We can’t forget that the students in front of us are products of a system we created.  What we need to focus on now is how to fix that system.  And I don’t mean with surface, structural changes that don’t get to the heart of the problem – that the way we do school to students must change, where we teach less and give more feedback, setting up learning experiences rather than lessons where students can find out what they love.

Those kinds of changes require changes in mindset and a lot of time and effort, not changes in schedules or grading scales or what report cards look like or any other change schools tend to make that doesn’t directly change learning.

There’s no quick fix to this.  But it all boils down to changing a system we created in the first place.

 

Permission is the first step

From Scott McLeod’s latest post:

As school leaders, we must provide much greater support to our teachers as we ask them to initiate new instructional practices and ’transform school.’ I hear repeatedly from principals and superintendents that they supposedly have given their educators permission to be risk-takers. But it is not enough for school leaders to just give encouragement or permission. Our teachers deserve specific, concrete instructional (re)design strategies and techniques; short-cycle feedback loops; ongoing conversation with teaching peers about successes and failures; and long-term, follow-up activities that ensure implementation success. We also have to create organizational systems that foster ongoing innovation cultures rather than momentary risk-taking, including educator resilience and learning from failure. And we have to continually and critically interrogate our own internal culture, climate, messaging, reward systems, and other leadership practices that reinforce the status quo and mitigate our alleged ‘permission to take risks.’
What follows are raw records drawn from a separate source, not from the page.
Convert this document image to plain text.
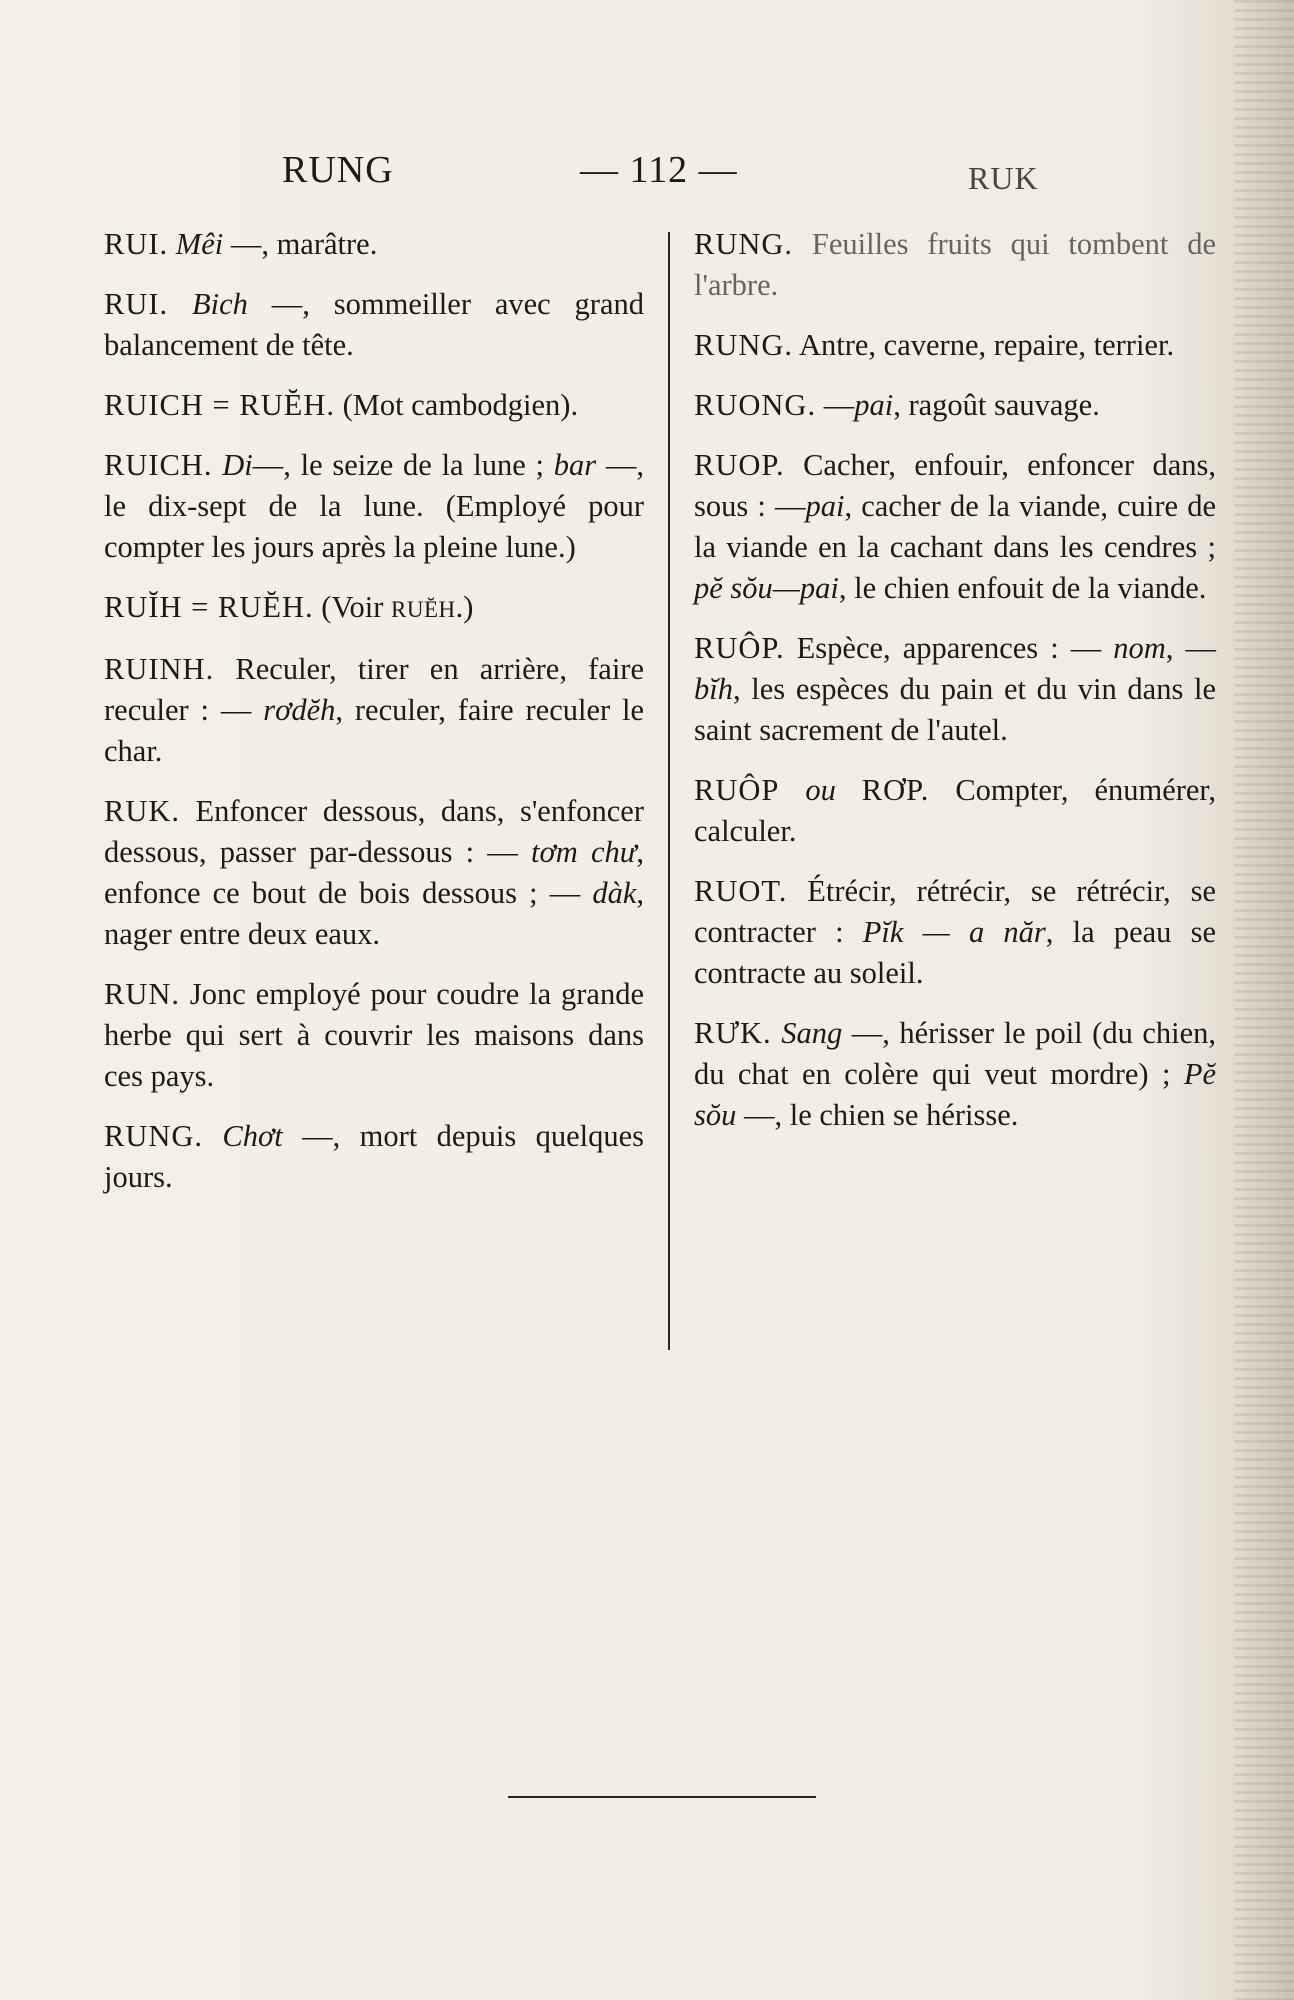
RUNG	— 112 —	RUK

RUI. Mêi —, marâtre.

RUI. Bich —, sommeiller avec grand balancement de tête.

RUICH = RUĔH. (Mot cambodgien).

RUICH. Di—, le seize de la lune ; bar —, le dix-sept de la lune. (Employé pour compter les jours après la pleine lune.)

RUĬH = RUĔH. (Voir RUĔH.)

RUINH. Reculer, tirer en arrière, faire reculer : — rơdĕh, reculer, faire reculer le char.

RUK. Enfoncer dessous, dans, s'enfoncer dessous, passer par-dessous : — tơm chư, enfonce ce bout de bois dessous ; — dàk, nager entre deux eaux.

RUN. Jonc employé pour coudre la grande herbe qui sert à couvrir les maisons dans ces pays.

RUNG. Chơt —, mort depuis quelques jours.

RUNG. Feuilles fruits qui tombent de l'arbre.

RUNG. Antre, caverne, repaire, terrier.

RUONG. —pai, ragoût sauvage.

RUOP. Cacher, enfouir, enfoncer dans, sous : —pai, cacher de la viande, cuire de la viande en la cachant dans les cendres ; pĕ sŏu—pai, le chien enfouit de la viande.

RUÔP. Espèce, apparences : — nom, — bĭh, les espèces du pain et du vin dans le saint sacrement de l'autel.

RUÔP ou RƠP. Compter, énumérer, calculer.

RUOT. Étrécir, rétrécir, se rétrécir, se contracter : Pĭk — a năr, la peau se contracte au soleil.

RƯK. Sang —, hérisser le poil (du chien, du chat en colère qui veut mordre) ; Pĕ sŏu —, le chien se hérisse.
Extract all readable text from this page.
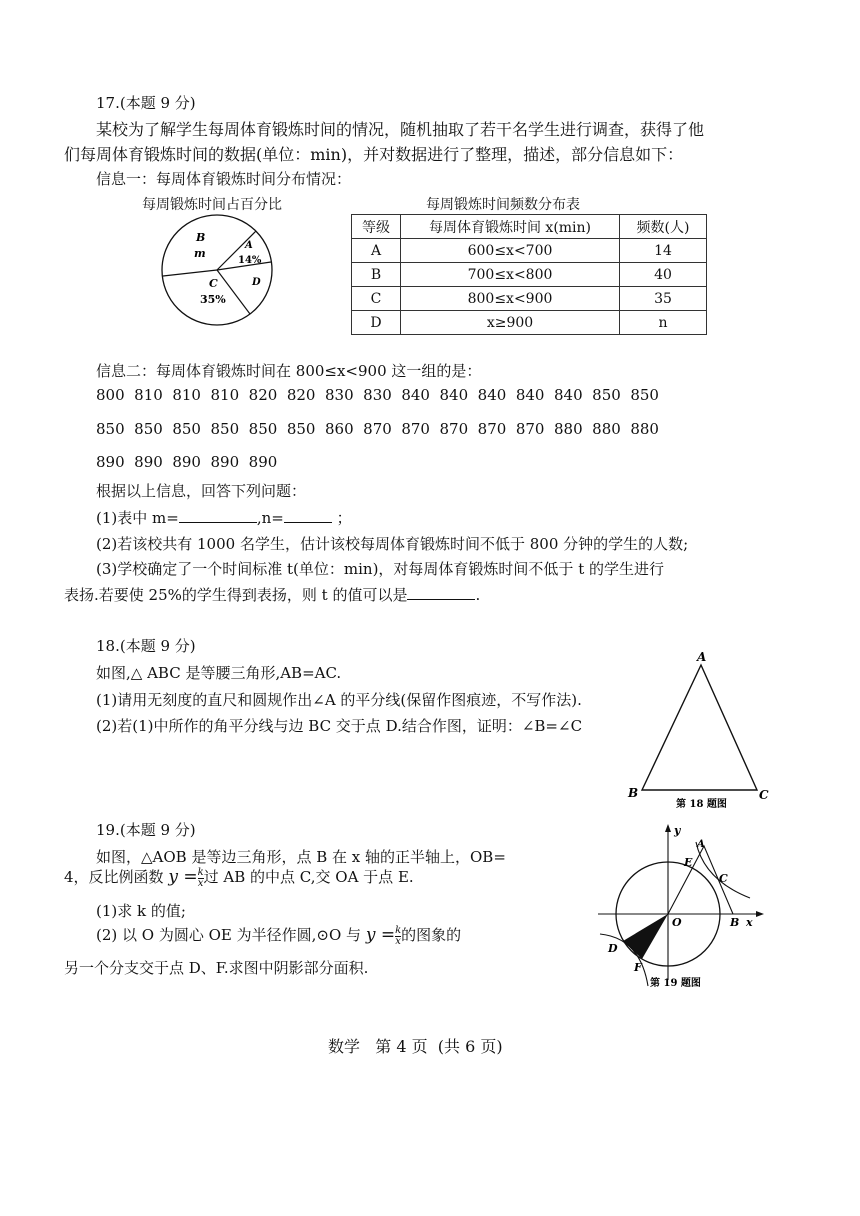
17.(本题 9 分)
某校为了解学生每周体育锻炼时间的情况，随机抽取了若干名学生进行调查，获得了他
们每周体育锻炼时间的数据(单位：min)，并对数据进行了整理，描述，部分信息如下：
信息一：每周体育锻炼时间分布情况：
每周锻炼时间占百分比
B
m
A
14%
C
35%
D
每周锻炼时间频数分布表
等级	每周体育锻炼时间 x(min)	频数(人)
A	600≤x<700	14
B	700≤x<800	40
C	800≤x<900	35
D	x≥900	n
信息二：每周体育锻炼时间在 800≤x<900 这一组的是：
800  810  810  810  820  820  830  830  840  840  840  840  840  850  850
850  850  850  850  850  850  860  870  870  870  870  870  880  880  880
890  890  890  890  890
根据以上信息，回答下列问题：
(1)表中 m=	,n=	；
(2)若该校共有 1000 名学生，估计该校每周体育锻炼时间不低于 800 分钟的学生的人数;
(3)学校确定了一个时间标准 t(单位：min)，对每周体育锻炼时间不低于 t 的学生进行
表扬.若要使 25%的学生得到表扬，则 t 的值可以是	.
18.(本题 9 分)
如图,△ ABC 是等腰三角形,AB=AC.
(1)请用无刻度的直尺和圆规作出∠A 的平分线(保留作图痕迹，不写作法).
(2)若(1)中所作的角平分线与边 BC 交于点 D.结合作图，证明：∠B=∠C
A
B	C
第 18 题图
19.(本题 9 分)
如图，△AOB 是等边三角形，点 B 在 x 轴的正半轴上，OB=
4，反比例函数 $y = \frac{k}{x}$ 过 AB 的中点 C,交 OA 于点 E.
(1)求 k 的值;
(2) 以 O 为圆心 OE 为半径作圆,⊙O 与 $y = \frac{k}{x}$ 的图象的
另一个分支交于点 D、F.求图中阴影部分面积.
y
A
E
C
O	B x
D
F
第 19 题图
数学   第 4 页  (共 6 页)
This reminds me of Michael Fullan’s idea of pressure and support to move change forward in institutions – the pressure must be there to improve and enhance student learning, but support is also required to help teachers make the changes necessary.

And that support requires that school leaders stay current with best practice.  It requires that true professional learning communities are set up so teachers can get the conversation and feedback they need from peers from successes and from failures.  It also requires us to put aside our own egos to take a good, long look at our systems and culture from a 10,000 foot view in order to see what needs to be changed, what needs to be amplified, and what else needs to be tweaked.

Really, it comes down to this:

If we as leaders are not helping everyone become smarter and better, we’re not doing our job. (From Fullan’s book The New Meaning of Educational Change)

Permission is only the first step.  Leaders must create the pressure to innovate and provide the support teachers need to do just that.

No such thing as dysfunctional organizations

I’ve been reading The Practice of Adaptive Leadership lately, and it’s full of useful nuggets that have been helpful in understanding the dynamics of my still newish-to-me district. Jeff Lawrence is quoted in the book under the section, “The Illusion of the Broken System:”

dysfunctional

 

This statement really made me ask some questions of myself:

  1. What are the actual results we are currently getting?
  2. Are they in line with our purpose as a school, which is to educate children in such a way as to prepare them for the world into which they will graduate?
  3. Do the results we are currently getting benefit students or are the majority of those results benefitting adults only?

It also made me stop looking for dysfunction and start looking for what outcomes we’re really valuing and rewarding…a better direction to lead change, I think.